We don't spend time in the same circles so bumping into each other is unlikely.. and because I've decided that you're not worth my time, all that remains is to delete you from my computer and phone.
Your pictures on my phone are the first to go.. I cry like a little girl as I remember that you're never going to be mine and force myself to delete the folder with your pics in it. Thankfully, I was organised and all your pics are in one folder so I can delete the folder and not have to suffer the trauma of seeing your pretty face as I delete each pic in turn. I place the phone aside and leave the room.

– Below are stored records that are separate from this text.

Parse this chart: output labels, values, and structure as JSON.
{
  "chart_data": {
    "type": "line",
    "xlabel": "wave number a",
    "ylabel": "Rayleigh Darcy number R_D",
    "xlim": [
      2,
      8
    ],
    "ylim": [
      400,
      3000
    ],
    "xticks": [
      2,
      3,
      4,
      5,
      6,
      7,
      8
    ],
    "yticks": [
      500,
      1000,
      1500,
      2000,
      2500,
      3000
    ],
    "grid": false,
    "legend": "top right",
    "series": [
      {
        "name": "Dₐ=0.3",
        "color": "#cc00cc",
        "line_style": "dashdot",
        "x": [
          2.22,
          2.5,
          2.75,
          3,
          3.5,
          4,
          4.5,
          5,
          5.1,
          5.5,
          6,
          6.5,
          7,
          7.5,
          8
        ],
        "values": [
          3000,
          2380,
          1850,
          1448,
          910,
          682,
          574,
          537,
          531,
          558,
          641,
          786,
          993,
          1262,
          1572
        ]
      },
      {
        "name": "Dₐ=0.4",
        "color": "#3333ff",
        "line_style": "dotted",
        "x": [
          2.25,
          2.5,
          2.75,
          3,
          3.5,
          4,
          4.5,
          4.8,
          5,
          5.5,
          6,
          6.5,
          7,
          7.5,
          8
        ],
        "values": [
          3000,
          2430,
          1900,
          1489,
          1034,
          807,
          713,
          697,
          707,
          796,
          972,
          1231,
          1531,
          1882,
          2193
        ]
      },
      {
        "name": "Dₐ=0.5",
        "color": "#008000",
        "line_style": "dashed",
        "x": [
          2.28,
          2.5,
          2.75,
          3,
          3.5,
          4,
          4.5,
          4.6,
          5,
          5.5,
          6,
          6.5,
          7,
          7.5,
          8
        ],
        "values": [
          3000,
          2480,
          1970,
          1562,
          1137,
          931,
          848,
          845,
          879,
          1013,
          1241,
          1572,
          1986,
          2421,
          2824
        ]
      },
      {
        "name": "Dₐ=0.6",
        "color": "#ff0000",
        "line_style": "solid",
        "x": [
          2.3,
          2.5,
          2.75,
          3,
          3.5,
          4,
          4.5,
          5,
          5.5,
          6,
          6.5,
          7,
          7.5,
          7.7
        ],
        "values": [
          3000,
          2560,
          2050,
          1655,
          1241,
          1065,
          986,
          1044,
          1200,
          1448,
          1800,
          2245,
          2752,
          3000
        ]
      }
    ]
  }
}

Later that day, at work I decide to delete your messages from my phone. I flick through my inbox and realise there's over 900 messages from you. Tears well up and I realise it was probably a mistake to attempt this at work. I sort my messages by sender and check for important messages from other people, save those and then delete everything in my inbox so I won't have to delete all your messages one at a time. I put the phone aside and go sit in the toilets for a little while to regroup. I check myself in the mirror as I leave and notice that my mother was right, I look strained and pale.
Next is the pics from my desktop.. they're not too hard now, I'm getting used to this. I know there's a couple of stray pics in stray folders but I leave them there as a security blanket.

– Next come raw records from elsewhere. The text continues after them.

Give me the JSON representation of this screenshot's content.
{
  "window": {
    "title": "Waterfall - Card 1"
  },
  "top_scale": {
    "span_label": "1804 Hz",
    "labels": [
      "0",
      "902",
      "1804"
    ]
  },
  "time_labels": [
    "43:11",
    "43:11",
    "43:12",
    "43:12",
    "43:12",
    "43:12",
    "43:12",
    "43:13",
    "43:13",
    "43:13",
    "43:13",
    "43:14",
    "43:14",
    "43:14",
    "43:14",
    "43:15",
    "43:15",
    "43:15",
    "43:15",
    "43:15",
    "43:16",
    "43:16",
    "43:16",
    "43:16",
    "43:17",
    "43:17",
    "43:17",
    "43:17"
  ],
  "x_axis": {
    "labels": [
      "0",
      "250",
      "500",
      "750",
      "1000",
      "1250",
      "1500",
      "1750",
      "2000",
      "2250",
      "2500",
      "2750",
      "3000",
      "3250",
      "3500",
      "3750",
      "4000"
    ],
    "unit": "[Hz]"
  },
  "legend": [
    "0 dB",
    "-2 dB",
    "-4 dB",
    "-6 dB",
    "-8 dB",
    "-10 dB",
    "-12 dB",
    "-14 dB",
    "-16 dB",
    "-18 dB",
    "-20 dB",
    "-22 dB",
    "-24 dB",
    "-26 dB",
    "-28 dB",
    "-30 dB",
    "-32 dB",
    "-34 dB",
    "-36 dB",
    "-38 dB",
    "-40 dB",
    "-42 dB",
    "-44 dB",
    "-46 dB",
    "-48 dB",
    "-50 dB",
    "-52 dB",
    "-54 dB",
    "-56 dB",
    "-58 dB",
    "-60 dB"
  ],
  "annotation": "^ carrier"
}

Thankfully, I was also organised with your emails and only have the distress of deleting a folder of your emails. I'm tempted to look at one or two and wish I hadn't as I see your sweet words and are reminded of the good times.

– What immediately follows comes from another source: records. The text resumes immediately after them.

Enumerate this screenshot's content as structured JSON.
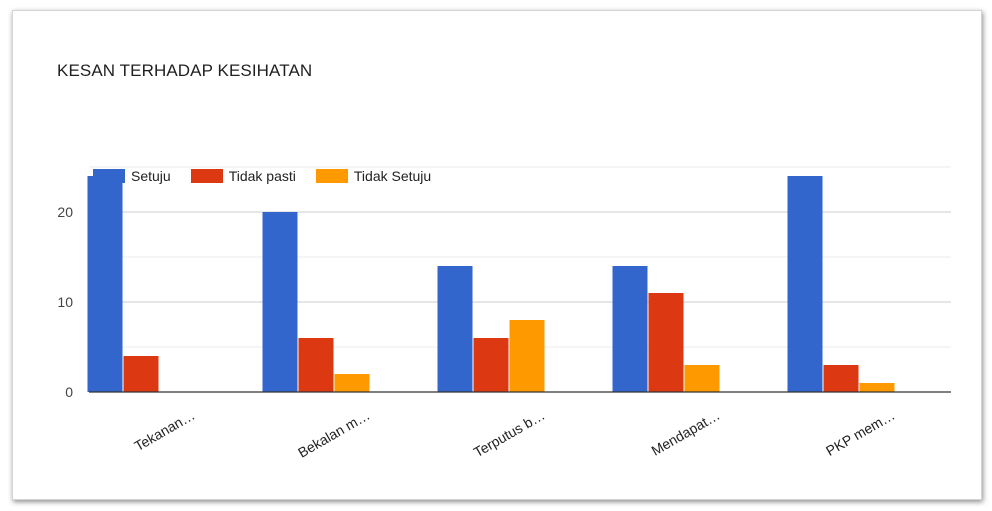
{
  "chart_data": {
    "type": "bar",
    "title": "KESAN TERHADAP KESIHATAN",
    "categories": [
      "Tekanan…",
      "Bekalan m…",
      "Terputus b…",
      "Mendapat…",
      "PKP mem…"
    ],
    "series": [
      {
        "name": "Setuju",
        "values": [
          24,
          20,
          14,
          14,
          24
        ],
        "color": "#3366cc"
      },
      {
        "name": "Tidak pasti",
        "values": [
          4,
          6,
          6,
          11,
          3
        ],
        "color": "#dc3912"
      },
      {
        "name": "Tidak Setuju",
        "values": [
          0,
          2,
          8,
          3,
          1
        ],
        "color": "#ff9900"
      }
    ],
    "ylim": [
      0,
      25
    ],
    "yticks": [
      0,
      10,
      20
    ],
    "minor_gridlines": [
      5,
      15,
      25
    ],
    "xlabel": "",
    "ylabel": "",
    "legend_position": "top-left",
    "grid": true
  }
}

I leave the erasing of you for a while as my heart is bruised from it all.
I come across your stray pics periodically and remind myself that you're not mine and I can't have you as I delete them.
Suddenly, the final blow - you really can't be mine because now you're someone else's. My friends urge me to continue with your abolishment. I hesitate and when I'm asked why, I have no answer. No answer because there isn't one. I'm just clinging to an idea of you.
The last bit of you to go is your MSN. My mouse hovers over the 'block & delete' button. It stays there for such a long time. Finally, I click cancel and then for some reason take you off block. Why did I do that? I wait for you to say something, hoping that with one little 'hi' you can save yourself from being rubbed out completely.
I remember the words of one of my friends, telling me that whatever happens my move to greener pastures should involve a clean slate and I shouldn't let anyone take that from me. I realise that by hanging on to you, my slate will always be a little smeared.. that there's a part of me that will always want to share things with you, things that you no longer have the right to be involved in.
I take a deep breath.. take one last look at your MSN pic.. reblock you and finally delete you.
Now you're gone. I didn't cry like I thought I would. I'm not as distraught as I thought I would be. Maybe I realised that I'd lost you long ago. Maybe I realise you're not worth these feelings. Maybe I'm ok now.